[Sandra Hess – June 30, 2022]
With a 11,000+ wine brands competing for the attention of consumers in the US today, effective and meaningful storytelling is a key brand differentiator. High performing winery hospitality teams leverage past, present and future wine brand stories to best connect, educate and convert a variety of guests. The beautiful, late Maya Angelou, said it best, “People will forget what you said, people will forget what you did, but people will never forget how you made them feel”. There has never been a better time for winery teams to intrigue and inspire like-minded consumer audiences through inspiring stories.
We help marketing and hospitality teams better organize stories that best reflect and connect through our workshop programs. In today’s blog release, I have provided the “Top Five Storytelling Tools” to develop master storytellers. Reach out HERE to dig deeper or schedule a Storytelling Workshop Series for your respective team.

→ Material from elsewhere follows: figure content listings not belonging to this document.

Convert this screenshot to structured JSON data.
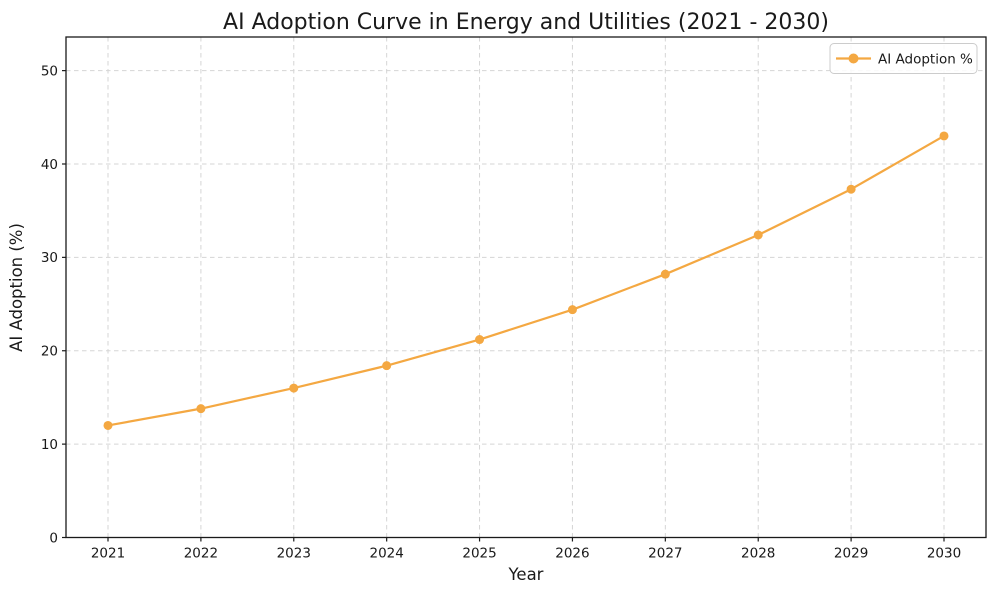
{
  "figure": {
    "background": "#ffffff"
  },
  "chart_data": {
    "type": "line",
    "title": "AI Adoption Curve in Energy and Utilities (2021 - 2030)",
    "xlabel": "Year",
    "ylabel": "AI Adoption (%)",
    "categories": [
      "2021",
      "2022",
      "2023",
      "2024",
      "2025",
      "2026",
      "2027",
      "2028",
      "2029",
      "2030"
    ],
    "series": [
      {
        "name": "AI Adoption %",
        "values": [
          12.0,
          13.8,
          16.0,
          18.4,
          21.2,
          24.4,
          28.2,
          32.4,
          37.3,
          43.0
        ],
        "color": "#f4a842",
        "marker": "circle",
        "line_width": 2.2,
        "marker_radius": 4.5
      }
    ],
    "ylim": [
      0,
      53.6
    ],
    "yticks": [
      0,
      10,
      20,
      30,
      40,
      50
    ],
    "grid": true,
    "grid_style": "dashed",
    "legend": {
      "position": "upper right",
      "entries": [
        "AI Adoption %"
      ]
    }
  },
  "colors": {
    "line": "#f4a842",
    "grid": "#d5d5d5",
    "spine": "#1a1a1a",
    "text": "#1a1a1a",
    "legend_border": "#cccccc",
    "legend_bg": "#ffffff"
  }
}
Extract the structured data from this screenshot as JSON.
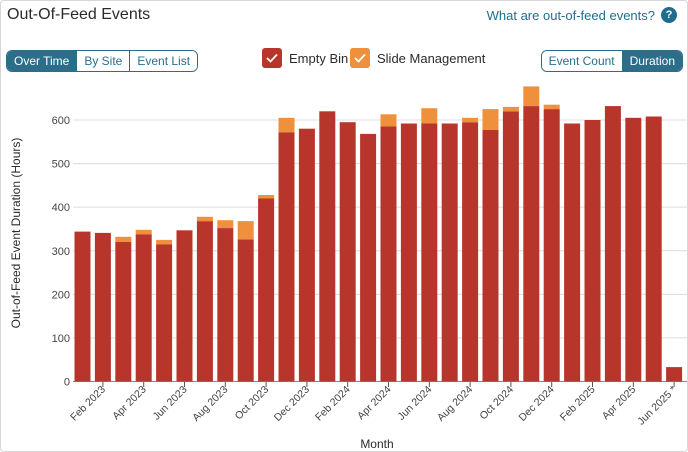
{
  "header": {
    "title": "Out-Of-Feed Events",
    "help_link": "What are out-of-feed events?",
    "help_icon": "?"
  },
  "view_toggle": [
    {
      "label": "Over Time",
      "active": true
    },
    {
      "label": "By Site",
      "active": false
    },
    {
      "label": "Event List",
      "active": false
    }
  ],
  "metric_toggle": [
    {
      "label": "Event Count",
      "active": false
    },
    {
      "label": "Duration",
      "active": true
    }
  ],
  "legend": [
    {
      "label": "Empty Bin",
      "color": "#b8352b"
    },
    {
      "label": "Slide Management",
      "color": "#ef913c"
    }
  ],
  "chart_data": {
    "type": "bar",
    "stacked": true,
    "title": "",
    "xlabel": "Month",
    "ylabel": "Out-of-Feed Event Duration (Hours)",
    "ylim": [
      0,
      700
    ],
    "yticks": [
      0,
      100,
      200,
      300,
      400,
      500,
      600
    ],
    "grid": true,
    "categories": [
      "Jan 2023",
      "Feb 2023",
      "Mar 2023",
      "Apr 2023",
      "May 2023",
      "Jun 2023",
      "Jul 2023",
      "Aug 2023",
      "Sep 2023",
      "Oct 2023",
      "Nov 2023",
      "Dec 2023",
      "Jan 2024",
      "Feb 2024",
      "Mar 2024",
      "Apr 2024",
      "May 2024",
      "Jun 2024",
      "Jul 2024",
      "Aug 2024",
      "Sep 2024",
      "Oct 2024",
      "Nov 2024",
      "Dec 2024",
      "Jan 2025",
      "Feb 2025",
      "Mar 2025",
      "Apr 2025",
      "May 2025",
      "Jun 2025"
    ],
    "tick_labels": [
      "",
      "Feb 2023",
      "",
      "Apr 2023",
      "",
      "Jun 2023",
      "",
      "Aug 2023",
      "",
      "Oct 2023",
      "",
      "Dec 2023",
      "",
      "Feb 2024",
      "",
      "Apr 2024",
      "",
      "Jun 2024",
      "",
      "Aug 2024",
      "",
      "Oct 2024",
      "",
      "Dec 2024",
      "",
      "Feb 2025",
      "",
      "Apr 2025",
      "",
      "Jun 2025 *"
    ],
    "series": [
      {
        "name": "Empty Bin",
        "color": "#b8352b",
        "values": [
          344,
          341,
          320,
          338,
          315,
          347,
          368,
          352,
          326,
          420,
          572,
          580,
          620,
          595,
          568,
          585,
          592,
          592,
          592,
          595,
          577,
          620,
          632,
          625,
          592,
          600,
          632,
          605,
          608,
          33
        ]
      },
      {
        "name": "Slide Management",
        "color": "#ef913c",
        "values": [
          0,
          0,
          12,
          10,
          10,
          0,
          10,
          18,
          42,
          8,
          33,
          0,
          0,
          0,
          0,
          28,
          0,
          35,
          0,
          10,
          48,
          10,
          45,
          10,
          0,
          0,
          0,
          0,
          0,
          0
        ]
      }
    ]
  }
}
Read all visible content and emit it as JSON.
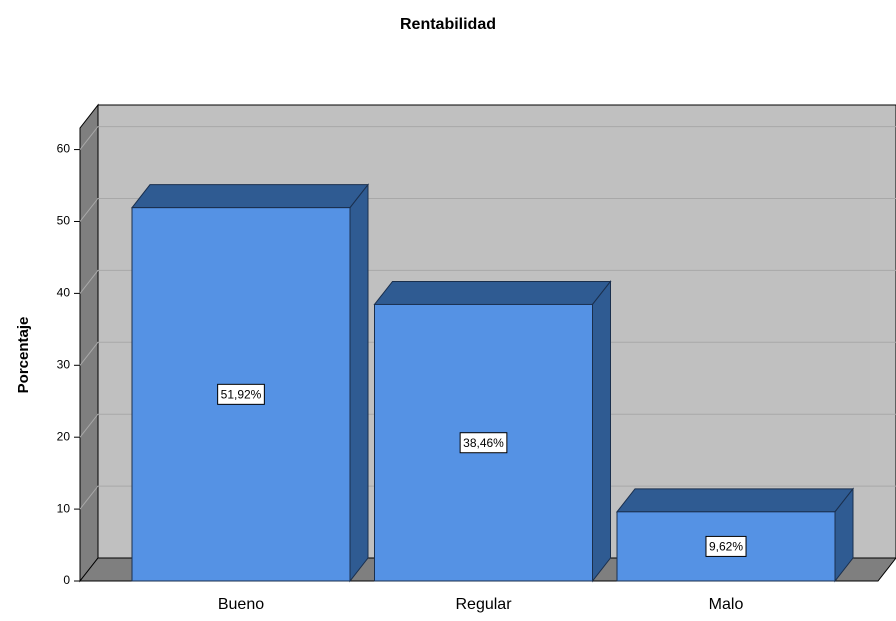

TOOL #1 DETERMINE “WHO” OWNS AND MAINTAINS THE BRAND STORIES
Many times, stories get lost because nobody is responsible for being the “story keeper”. When we look back at some of the great storytellers in the wine industry ranging from Jack and Dolores Cakebread, to Robert and Margrit Mondavi, the Wente Family, Trinchero Family, etc., etc. each one of these teams saw the value in protecting the stories.
TOOL #2 ORGANIZE YOUR WINE BRAND STORIES TO BE MORE EFFECTIVE STORYTELLERS
Every tasting room guest should have a good understanding of your wine brand’s Past, Present and Future Story as these are the journeys that create long-term loyalists. Ideally, members will share their past and present stories when visiting. Hosts will help these brand builders envision themselves on the future journey with your winery before they wrap up their visit. Take time to document what these stories sound like by “consumer type” and include 3-5 bullet points for each category. TIP: don’t overwhelm your frontline staff with too much information to share with guests by prioritizing the most important information by guest and experience type.
TOOL #3 DEFINE YOUR “3 PILLARS OF STORYTELLING”
People or Family – The families long-time commitment to the brand is a very strong talk point and should be woven in at most touch points. Share the unique contributions of each family member in building the family wine brand whenever possible. If not family owned, share stories about the owners, founders/partners, winemakers, team, etc. Note: commitment to your community is important if not family owned so highlight these stories.
Craft – vineyard ownership, continued commitment, unique winemaking approaches, variety of wines and the why behind each wine collection. If you don’t own vineyards or a working winery, talk about strong partnerships and commitments to winemaking practices, sustainable practices, etc. Communicate awards/recognition. The point here is to highlight your true assets.
Place – your wine region, your vineyard sites, your winery experiences, your events, your community partnerships. Highlight unique visitor options that compliment wine enjoyment. Touch on several places such as a Barrel Room, Crush Pad, Vineyard Tour area if that is a genuine part of your “place” story.
TOOL #4 IDENTIFY KEY BRAND DIFFERENTIATORS TO BUILD STORY
Get your DTC team together and carve out time to work through this exercise. What do you think your key brand differentiators are VS what your members and long-term loyalists think. You can find clues in the member survey feedback, ratings/reviews, comment cards, etc. Here are some topics to begin with: Wine Offerings, Visitor/Brand Experiences, Educational Opportunities, Lifestyle Experiences (onsite and virtual), Status/Brand Maturity.
TOOL #5 KNOW YOUR AUDIENCE(S) TO BE MOST EFFECTIVE
Master storytellers first know their audience before they ever share a story or speech. Here are some tips to best prepare for your time with guests:
- Go beyond stereotypes. Tapping into the shared sensibilities and passions of your audience can help you achieve something truly profound – making them feel like they belong. High-performing teams collect flags or notes about loyalists passions, interests and lifestyle points to reengage in the most meaningful way.
- Know what they know. Understanding the level of knowledge your audience possesses will help you in a key area of storytelling – determining what needs to be included and what can be left out.
- Give them what they want. Your audience wants something – to be inspired/intrigued/recognized/educated/etc. = sometimes a new perspective or a feeling of connection. Discover what this is and use it to anchor your story.
- Circle back in your story to touch on facts your guest/audience has shared to show that you are listening and THEY are the star of the show. Leverage “active listening skills” to be your best storyteller.